Sheppard talked about her upcoming death with her three children, who range in age from 5 to 8 and are being raised by their 88-year-old
great-grandmother. "I tried to explain to them that Mommy might not be around here on earth anymore but it didn't mean that I didn't love them,"
Sheppard says. "They couldn't grasp what I was saying."

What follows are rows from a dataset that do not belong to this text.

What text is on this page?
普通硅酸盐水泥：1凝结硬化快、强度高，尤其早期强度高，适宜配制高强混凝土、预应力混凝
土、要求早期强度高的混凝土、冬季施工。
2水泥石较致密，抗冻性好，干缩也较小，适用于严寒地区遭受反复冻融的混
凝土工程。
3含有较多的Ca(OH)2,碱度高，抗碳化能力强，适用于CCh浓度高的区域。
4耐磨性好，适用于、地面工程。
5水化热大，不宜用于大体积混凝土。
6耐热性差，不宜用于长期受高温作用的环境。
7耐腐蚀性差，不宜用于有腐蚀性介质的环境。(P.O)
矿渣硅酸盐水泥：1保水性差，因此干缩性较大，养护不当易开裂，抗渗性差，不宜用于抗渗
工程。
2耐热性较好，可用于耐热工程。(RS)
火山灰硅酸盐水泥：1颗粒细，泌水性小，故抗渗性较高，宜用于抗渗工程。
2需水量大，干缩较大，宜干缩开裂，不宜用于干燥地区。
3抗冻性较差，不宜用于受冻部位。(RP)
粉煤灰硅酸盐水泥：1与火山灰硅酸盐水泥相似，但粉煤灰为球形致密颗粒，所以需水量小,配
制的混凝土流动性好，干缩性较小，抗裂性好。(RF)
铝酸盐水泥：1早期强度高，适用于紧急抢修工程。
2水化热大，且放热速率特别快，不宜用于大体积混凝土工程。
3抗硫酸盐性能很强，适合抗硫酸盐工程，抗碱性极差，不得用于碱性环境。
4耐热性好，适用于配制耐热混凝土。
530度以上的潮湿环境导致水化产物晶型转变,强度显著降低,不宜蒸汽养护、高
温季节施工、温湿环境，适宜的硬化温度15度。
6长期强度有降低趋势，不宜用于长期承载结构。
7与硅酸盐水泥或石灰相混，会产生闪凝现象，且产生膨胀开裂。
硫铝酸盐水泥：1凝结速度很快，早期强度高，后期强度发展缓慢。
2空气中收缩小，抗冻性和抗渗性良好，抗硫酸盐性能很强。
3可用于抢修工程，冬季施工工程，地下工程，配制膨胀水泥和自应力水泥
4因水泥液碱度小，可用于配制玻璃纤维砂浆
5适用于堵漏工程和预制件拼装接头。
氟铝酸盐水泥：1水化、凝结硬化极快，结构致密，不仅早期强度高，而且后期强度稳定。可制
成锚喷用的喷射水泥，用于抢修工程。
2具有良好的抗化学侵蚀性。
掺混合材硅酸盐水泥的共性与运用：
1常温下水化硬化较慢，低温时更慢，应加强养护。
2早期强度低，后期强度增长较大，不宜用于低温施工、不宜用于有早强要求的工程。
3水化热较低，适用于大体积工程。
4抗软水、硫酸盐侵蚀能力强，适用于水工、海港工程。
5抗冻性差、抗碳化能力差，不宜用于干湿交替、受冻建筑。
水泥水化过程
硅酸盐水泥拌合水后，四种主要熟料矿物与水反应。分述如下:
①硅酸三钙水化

When Sheppard finally changed her mind, her family members were not the only ones who were relieved. Her neighbors on death row learned from
a news report on the radio that a judge had granted Sheppard's request to withdraw her execution date. "It surprised all of us because she was so
adamant about going through with it," says Darlie Routier, 28, who was convicted of killing her five-year-old son. "We were all happy for her.
I hope this time she'll stick with the fight and fight it out 'til the end."

So does Sheppard's mother. The 1st thing she did when she heard that her daughter would not be killed on April 20 was go to sleep. The stress
of Sheppard's pending death had given her insomnia. Plus there were all those calls from pesky reporters begging her to let them talk to her
daughter. McNeil got more than 50 requests for interviews--from every major television network, many European journalists, and even Geraldo
Rivera, who made a personal call.

To help change her daughter's mind, McNeil wrote to Jesse Jackson. He agreed to help. McNeil believes this news helped give her daughter the
resolve to keep fighting. Even after Sheppard's lawyer filed a motion to stop her upcoming execution, the civil rights leader went to see her. On
April 8, Jackson and Sheppard talked and prayed together through a wire-laced window for more than an hour.

Sheppard's near-execution appears to have transformed her mother into an activist. Now McNeil is starting a support group for the friends and
family of death row inmates. For her part, Sheppard seems pleased with her decision and her spiritual growth. About what the future holds, she
says, "If I follow God and listen to him, then I know everything's going to be okay."